After you’ve gorged yourself on Thursday and braved the mass hysteria on Friday, you’ll need a day to just sit on your ass and do nothing. Thankfully, this Saturday movie marathon will let you indulge all of your laziest fantasies.

  1. “Weekend at Bernie’s” (1989)
    Run Time: 97 minutes
    Bernie is so lazy, that he forces others to carry him around. Granted, he’s dead, but that’s beside the point.

  2. “Slacker” (1991)
    Run Time: 100 minutes
    If the title of this Richard Linklater film doesn’t clue you in to why it is on the list, then you should probably close the newspaper and just take a nap.

  3. “Idle Hands” (1999)
    Run Time: 92 minutes
    Widely considered to be one of the greatest films of the 20th century, “Idle Hands” taught valuable life lessons, such as the ramifications of laziness and apathy. Also, girls watching Devon Sawa stretch his acting chops definitely did not have idle hands.

  4. “Bad Santa” (2003)
    Run Time: 98 minutes
    Call me crazy, but there’s something heartwarming about seeing a man in a Santa costume piss himself because he’s too lazy to get up.

  5. “Van Wilder” (2002)
    Run Time: 94 minutes
    If a fifth year college student is called a “Super Senior,” then what would you call a seventh year student? Answer: You’d call him Ryan Reynolds, the sexiest sloth on this whole damn list.

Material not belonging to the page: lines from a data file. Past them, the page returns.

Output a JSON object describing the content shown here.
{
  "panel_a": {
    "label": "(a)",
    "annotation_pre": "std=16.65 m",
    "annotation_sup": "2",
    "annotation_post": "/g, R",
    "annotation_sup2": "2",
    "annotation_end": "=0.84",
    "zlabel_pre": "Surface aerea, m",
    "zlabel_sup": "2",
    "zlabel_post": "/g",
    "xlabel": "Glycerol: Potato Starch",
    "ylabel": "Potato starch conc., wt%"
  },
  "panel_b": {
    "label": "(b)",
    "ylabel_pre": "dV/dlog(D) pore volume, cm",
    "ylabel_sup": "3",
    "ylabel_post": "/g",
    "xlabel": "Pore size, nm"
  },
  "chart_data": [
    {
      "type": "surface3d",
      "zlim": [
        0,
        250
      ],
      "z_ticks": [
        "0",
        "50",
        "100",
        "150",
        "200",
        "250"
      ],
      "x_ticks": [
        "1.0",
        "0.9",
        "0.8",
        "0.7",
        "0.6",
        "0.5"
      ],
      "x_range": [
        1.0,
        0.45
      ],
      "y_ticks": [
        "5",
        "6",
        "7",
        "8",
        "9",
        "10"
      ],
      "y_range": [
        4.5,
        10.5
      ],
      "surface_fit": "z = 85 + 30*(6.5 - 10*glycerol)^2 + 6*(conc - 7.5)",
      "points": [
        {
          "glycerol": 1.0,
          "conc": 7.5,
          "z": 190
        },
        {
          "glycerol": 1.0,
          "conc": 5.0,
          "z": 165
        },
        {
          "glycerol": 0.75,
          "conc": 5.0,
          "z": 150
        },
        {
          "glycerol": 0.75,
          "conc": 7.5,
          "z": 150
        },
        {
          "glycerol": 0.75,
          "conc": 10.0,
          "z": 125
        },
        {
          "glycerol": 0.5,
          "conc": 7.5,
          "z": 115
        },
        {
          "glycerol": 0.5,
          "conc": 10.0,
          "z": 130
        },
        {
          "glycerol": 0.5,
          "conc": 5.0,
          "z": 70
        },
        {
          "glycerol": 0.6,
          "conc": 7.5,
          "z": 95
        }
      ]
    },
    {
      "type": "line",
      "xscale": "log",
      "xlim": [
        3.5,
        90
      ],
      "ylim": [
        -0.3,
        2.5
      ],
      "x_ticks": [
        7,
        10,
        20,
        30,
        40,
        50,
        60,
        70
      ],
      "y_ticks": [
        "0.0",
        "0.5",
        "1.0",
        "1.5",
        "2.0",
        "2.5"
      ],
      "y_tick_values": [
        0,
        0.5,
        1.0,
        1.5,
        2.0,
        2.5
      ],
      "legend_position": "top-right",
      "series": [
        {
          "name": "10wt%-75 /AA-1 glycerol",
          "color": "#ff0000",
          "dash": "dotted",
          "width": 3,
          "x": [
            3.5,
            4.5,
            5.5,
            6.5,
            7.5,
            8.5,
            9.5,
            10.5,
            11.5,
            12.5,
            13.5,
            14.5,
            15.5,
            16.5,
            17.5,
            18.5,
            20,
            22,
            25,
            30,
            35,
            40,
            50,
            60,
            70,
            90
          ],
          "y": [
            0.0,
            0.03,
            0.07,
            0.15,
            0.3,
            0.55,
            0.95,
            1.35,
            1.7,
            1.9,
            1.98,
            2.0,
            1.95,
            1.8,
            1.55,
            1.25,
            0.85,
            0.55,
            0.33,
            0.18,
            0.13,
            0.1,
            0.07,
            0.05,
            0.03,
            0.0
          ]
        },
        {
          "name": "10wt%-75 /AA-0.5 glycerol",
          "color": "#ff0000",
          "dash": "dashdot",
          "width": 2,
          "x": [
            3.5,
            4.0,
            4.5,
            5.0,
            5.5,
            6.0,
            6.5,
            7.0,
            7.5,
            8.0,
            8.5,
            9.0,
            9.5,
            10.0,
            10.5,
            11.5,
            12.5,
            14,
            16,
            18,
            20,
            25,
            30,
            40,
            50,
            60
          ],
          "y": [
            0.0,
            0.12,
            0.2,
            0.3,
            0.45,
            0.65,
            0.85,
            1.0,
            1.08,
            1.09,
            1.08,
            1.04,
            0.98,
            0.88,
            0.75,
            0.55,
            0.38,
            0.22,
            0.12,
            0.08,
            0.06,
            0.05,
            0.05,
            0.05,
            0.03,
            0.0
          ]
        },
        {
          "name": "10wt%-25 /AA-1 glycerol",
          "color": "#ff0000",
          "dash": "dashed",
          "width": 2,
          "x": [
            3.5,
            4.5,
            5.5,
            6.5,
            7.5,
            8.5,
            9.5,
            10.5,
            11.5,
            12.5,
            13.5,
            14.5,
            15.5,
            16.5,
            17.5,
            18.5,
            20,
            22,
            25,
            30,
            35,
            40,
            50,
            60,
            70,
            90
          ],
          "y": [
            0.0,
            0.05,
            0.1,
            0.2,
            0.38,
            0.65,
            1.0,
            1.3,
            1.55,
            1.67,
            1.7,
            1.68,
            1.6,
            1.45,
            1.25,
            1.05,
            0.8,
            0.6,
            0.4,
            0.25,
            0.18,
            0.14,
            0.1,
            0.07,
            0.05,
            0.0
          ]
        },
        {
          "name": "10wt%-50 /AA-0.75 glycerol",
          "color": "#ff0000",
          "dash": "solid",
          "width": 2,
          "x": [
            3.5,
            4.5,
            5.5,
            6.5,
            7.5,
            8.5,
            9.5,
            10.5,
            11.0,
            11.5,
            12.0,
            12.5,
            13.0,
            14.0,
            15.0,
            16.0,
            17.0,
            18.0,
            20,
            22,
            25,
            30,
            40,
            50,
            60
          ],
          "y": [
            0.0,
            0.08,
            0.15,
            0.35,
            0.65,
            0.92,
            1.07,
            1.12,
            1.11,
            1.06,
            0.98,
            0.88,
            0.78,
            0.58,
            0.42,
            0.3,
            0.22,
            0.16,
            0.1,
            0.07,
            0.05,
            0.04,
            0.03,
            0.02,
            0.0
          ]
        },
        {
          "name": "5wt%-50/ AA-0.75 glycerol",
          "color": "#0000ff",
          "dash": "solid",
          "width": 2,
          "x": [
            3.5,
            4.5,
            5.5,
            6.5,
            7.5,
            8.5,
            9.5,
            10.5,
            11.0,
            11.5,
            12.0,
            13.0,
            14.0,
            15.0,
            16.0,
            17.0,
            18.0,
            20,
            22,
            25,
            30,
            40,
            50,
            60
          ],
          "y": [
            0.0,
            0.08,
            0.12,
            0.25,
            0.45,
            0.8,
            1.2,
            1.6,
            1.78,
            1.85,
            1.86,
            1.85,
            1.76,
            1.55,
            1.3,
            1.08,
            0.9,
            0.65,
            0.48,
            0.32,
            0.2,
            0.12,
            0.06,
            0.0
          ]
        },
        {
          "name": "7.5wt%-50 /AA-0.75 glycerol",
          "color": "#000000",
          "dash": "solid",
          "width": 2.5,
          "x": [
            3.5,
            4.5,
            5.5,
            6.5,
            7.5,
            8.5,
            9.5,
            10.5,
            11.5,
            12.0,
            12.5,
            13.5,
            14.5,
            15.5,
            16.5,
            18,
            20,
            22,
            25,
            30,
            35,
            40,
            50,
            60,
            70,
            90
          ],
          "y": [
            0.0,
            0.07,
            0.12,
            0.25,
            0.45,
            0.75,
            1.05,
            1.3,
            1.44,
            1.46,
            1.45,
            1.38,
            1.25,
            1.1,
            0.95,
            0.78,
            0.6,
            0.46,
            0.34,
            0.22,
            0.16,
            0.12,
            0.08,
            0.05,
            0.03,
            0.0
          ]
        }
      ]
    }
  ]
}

  6. “Return of the Jedi” (1983)
    Run Time: 135 minutes
    Jabba the Hutt epitomizes the very idea of sloth like no other character in the history of cinema. In fact, he’s so lazy, he didn’t even have the strength to overpower a scantily clad Princess Leia as she choked him to death.

  7. “Sleeping Beauty” (1959)
    Run Time: 75 minutes
    There’s nothing lazier than someone who won’t get out of bed. Disregard the fact that she’s been cursed by an enchanted spindle. I still think she was just lazy.

  8. “Office Space” (1999)
    Run Time: 89 minutes
    After a session with a hypnotist goes awry, a lowly office worker begins to go through life without a care in the world. The life of Peter Gibbons can be summed up accurately by the movie’s opening theme, the Geto Boys’ “Damn It Feels Good To Be A Gangsta.”

  9. “Raging Bull” (1980)
    Run Time: 129 minutes
    Although the first 100 minutes depict the life of prize-fighter Jake La Motta in his prime, the film closes with a thoroughly depressing series of scenes featuring the legendary boxer as an overweight slob whose finest hour is far behind him.

  10. “I Heart Huckabees” (2004)
    Run Time: 106 minutes
    Mark Wahlberg plays a firefighter who decides to pretty much give up on life after his marriage falls apart. To top it all off, his quasi-religion falls apart on him. Those two things combined are enough to drive any person to a life of apathy.

  11. “The Big Lebowski” (1998)
    Run Time: 117 minutes
    Fun fact: I’ve contemplated giving up my life style in favor of The Dude’s carefree outlook on anything and everything.
    Fun fact number two: Like The Dude, I have also had a rug ruined by having someone piss all over it.